Wednesday, April 20, 2016

Some books, some halibut, some lemons

Had I know how delicious and handy preserved lemons could be, I would have made them years before. But diced up fine and tossed in a salad, diced and mixed with ....  anything, like shallots or scallions or tapenade, with a bit of olive oil and spread on a piece of fish or chicken, or tossed in a stir-fry, and on and on. Delicious. Seriously, two ingredients, lemons and salt, and you have something that will last for months and never let you down.  Google "preserved lemons" and pick whatever recipe is the simplest, no herbs, nothing but lemons and salt, let them sit a week in a dark place and then in the fridge forever. I didn't use any water, just more lemon juice on top of the salty squished lemons in the jar and it was perfect.

Then we segue to halibut: was in Whole Foods last Friday or Sunday, I can never tell those two days apart, and the fish guy was lining up pieces of fresh halibut that was ON SALE (so it must have been Friday) at a reasonable $12.99 a pound, never frozen, wild in USA, yada, yada. I got a piece about a half pound, which sounds glutinous but wasn't.  Too small to build a fire to grill it so I plopped it on a piece of tin foil, drizzled a couple of spoonfuls of white wine on it, tossed about a spoonful of cold butter (cut up) around the edges and on top, some of Trader Joe's Olive Tapenade, which is the best I have ever bought. I mixed a couple of spoonfuls of that with a small bit of diced preserved lemon (see above) and a few red pepper flakes and a tiny bit of olive oil.  Didn't seal the foil, just smushed it up around the top and put it in a 450 oven for about 12 minutes with a sheet pan of asparagus and spring onions, all done at the same time.  Hello Dead Fish! I could have eaten a pound of it (well, possibly, we will never know) because it was that delicious.  Done perfectly, still moist but flaky, not one bit dry (as halibut can get) and rich and unctuous and with the veggies and a glass of dry white wine from the land of the French, it was the perfect dinner.  (Insert smiley face here, but no, please don't, just envision a nice smiling face.)

And on to books.  I have been reading a lot of books on death lately, don't know why.  Well, I could surmise but that's a blog for another day.  I read the latest best seller by the doctor who died: "When Breath Becomes Air" by Paul Kalanithi and another one titled "In the Slender Margin" by Eve Joseph. And I read "H is for Hawk" by Helen Macdonald. The first is moving because Kalanithi is young, is a neurosurgeon and is diagnosed with terminal lung cancer. He is brilliant and practical and wary and aware, all at the same time.  It's worth reading, of course, to know how it feels to know you are pretty much dead toast but still you have hope.  It is heart breaking in so many ways. But oddly, I wasn't as moved as I wanted to be. He wrote so well but for me there was a disconnect, which is probably the only way he could write about his death which was waiting for him, teeth bared, in the next room. 

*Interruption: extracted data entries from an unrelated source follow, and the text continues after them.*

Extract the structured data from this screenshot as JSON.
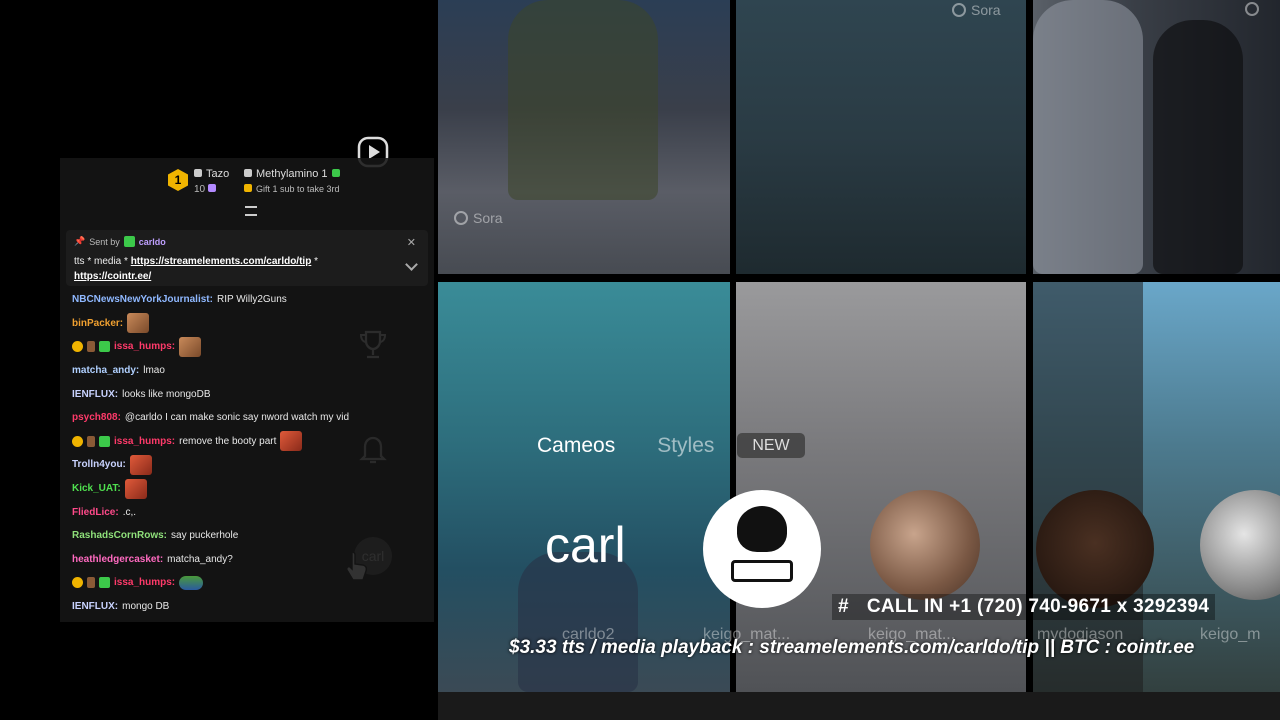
{
  "chat": {
    "hype": {
      "level": "1",
      "user1": "Tazo",
      "user1_count": "10",
      "user2": "Methylamino",
      "user2_count": "1",
      "status": "Gift 1 sub to take 3rd"
    },
    "pinned": {
      "sent_by_label": "Sent by",
      "sender": "carldo",
      "text": "tts * media *",
      "link1": "https://streamelements.com/carldo/tip",
      "sep": "*",
      "link2": "https://cointr.ee/"
    },
    "messages": [
      {
        "user": "NBCNewsNewYorkJournalist",
        "color": "#8fb8ff",
        "text": "RIP Willy2Guns",
        "badges": [],
        "emote": ""
      },
      {
        "user": "binPacker",
        "color": "#f0a030",
        "text": "",
        "badges": [],
        "emote": "brown"
      },
      {
        "user": "issa_humps",
        "color": "#ff3a6a",
        "text": "",
        "badges": [
          "gold",
          "brown",
          "green"
        ],
        "emote": "brown"
      },
      {
        "user": "matcha_andy",
        "color": "#b0d0ff",
        "text": "lmao",
        "badges": [],
        "emote": ""
      },
      {
        "user": "IENFLUX",
        "color": "#c9d3ff",
        "text": "looks like mongoDB",
        "badges": [],
        "emote": ""
      },
      {
        "user": "psych808",
        "color": "#ff3a6a",
        "text": "@carldo I can make sonic say nword watch my vid",
        "badges": [],
        "emote": ""
      },
      {
        "user": "issa_humps",
        "color": "#ff3a6a",
        "text": "remove the booty part",
        "badges": [
          "gold",
          "brown",
          "green"
        ],
        "emote": "red"
      },
      {
        "user": "Trolln4you",
        "color": "#c9d3ff",
        "text": "",
        "badges": [],
        "emote": "red"
      },
      {
        "user": "Kick_UAT",
        "color": "#4fe04f",
        "text": "",
        "badges": [],
        "emote": "red"
      },
      {
        "user": "FliedLice",
        "color": "#ff4a8a",
        "text": ".c,.",
        "badges": [],
        "emote": ""
      },
      {
        "user": "RashadsCornRows",
        "color": "#8fe07a",
        "text": "say puckerhole",
        "badges": [],
        "emote": ""
      },
      {
        "user": "heathledgercasket",
        "color": "#ff6ac0",
        "text": "matcha_andy?",
        "badges": [],
        "emote": ""
      },
      {
        "user": "issa_humps",
        "color": "#ff3a6a",
        "text": "",
        "badges": [
          "gold",
          "brown",
          "green"
        ],
        "emote": "frog"
      },
      {
        "user": "IENFLUX",
        "color": "#c9d3ff",
        "text": "mongo DB",
        "badges": [],
        "emote": ""
      }
    ]
  },
  "sora": {
    "watermark": "Sora",
    "tabs": [
      "Cameos",
      "Styles"
    ],
    "new_badge": "NEW",
    "cameo_title": "carl",
    "cameo_names": [
      "carldo2",
      "keigo_mat...",
      "keigo_mat...",
      "mydogjason",
      "keigo_m"
    ],
    "side_carl_label": "carl"
  },
  "overlay": {
    "callin_hash": "#",
    "callin": "CALL IN +1 (720) 740-9671 x 3292394",
    "ticker": "$3.33 tts / media playback : streamelements.com/carldo/tip || BTC : cointr.ee"
  },
  "colors": {
    "accent_gold": "#f0b400",
    "sub_green": "#3cc94a"
  },
  "icons": [
    "play-icon",
    "search-icon",
    "trophy-icon",
    "bell-icon",
    "cursor-icon",
    "pin-icon",
    "close-icon",
    "chevron-down-icon"
  ]
}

"In the Slender Margin" is written by a woman who worked as a hospice counselor. The subtitle of the book is "The Intimate Strangeness of Death and Dying" which is rather appropriate.  She writes about rituals around dying from various cultures, how different people deal with death and dying and the history (sort of) of it all. Joseph is a poet, so the book is lyrical in many ways and is a quick read, you can finish it in two or three days. There are passages that are beautiful and passages that give you good insight to how we and others deal with the entire death process.

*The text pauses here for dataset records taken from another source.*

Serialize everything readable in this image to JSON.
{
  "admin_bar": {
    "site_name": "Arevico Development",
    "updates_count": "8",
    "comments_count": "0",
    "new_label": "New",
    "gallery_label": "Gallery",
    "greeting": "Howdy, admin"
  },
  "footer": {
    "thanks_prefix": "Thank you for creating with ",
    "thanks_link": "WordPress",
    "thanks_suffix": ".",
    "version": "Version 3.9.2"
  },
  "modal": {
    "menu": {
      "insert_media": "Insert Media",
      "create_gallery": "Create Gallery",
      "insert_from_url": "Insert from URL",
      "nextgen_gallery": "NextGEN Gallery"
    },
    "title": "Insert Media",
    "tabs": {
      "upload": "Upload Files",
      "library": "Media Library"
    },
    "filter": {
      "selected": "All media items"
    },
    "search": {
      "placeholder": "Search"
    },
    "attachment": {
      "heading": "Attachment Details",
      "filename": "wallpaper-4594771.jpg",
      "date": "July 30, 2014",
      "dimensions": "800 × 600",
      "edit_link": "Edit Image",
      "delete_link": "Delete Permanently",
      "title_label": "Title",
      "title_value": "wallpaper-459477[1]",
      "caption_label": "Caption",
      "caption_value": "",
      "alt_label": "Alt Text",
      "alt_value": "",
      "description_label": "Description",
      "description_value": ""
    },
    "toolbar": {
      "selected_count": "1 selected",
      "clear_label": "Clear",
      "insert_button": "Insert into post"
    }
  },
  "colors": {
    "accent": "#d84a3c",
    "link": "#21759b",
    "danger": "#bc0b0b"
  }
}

"H is for Hawk" is about grief, and thus isn't about death directly, but hey, I just finished it so it gets added in here for the monthly book report.  I am torn about this book.  Great critical acclaim, of course, and the writing is very good but then I have some quibbles.  It's essentially the story of a woman dealing with the death of her father and of her subsequently raising and training of a hawk. Not just any hawk but the SuperFly of the Hawk world, a Goshawk.  Along the way she delves into the life of T.H.White, a British writer ("The Once and Future King" and others) who also raised a hawk. The book is like one long allegory about grief and letting go and being reborn and retraining oneself to see the world in a new way. For me, there was too much about White and I got tired of her relating her hawk to real people (and she admits she humanized the hawk too much as well) but there are passages that work well and are lovely to read. It seemed a little forced at times, like she needed to add just One More Dramatic Episode of the Hawk Gouging Her and Making Her Bleed.  (Yes, I know, I am being petty.)  I simply didn't swoon over it as many have.  But then, as we all know, I swoon rarely. I am glad I finished it, especially because the last thirty pages were quite good. (Wow, how really lame that sounds, but so it stands.)

But still, I think out of all the books I have read on death and dying and all that, "Being Mortal" grabbed me the most. Maybe because it was the first book of this current genre that I read, maybe because he, Gawande, is clinical in parts and emotional in others, but I have recommended that book to so many people and I will continue to do so.

OK, that's all I have right now, at this moment, on this evening.  Now it is time to clutter up the kitchen and make some dinner.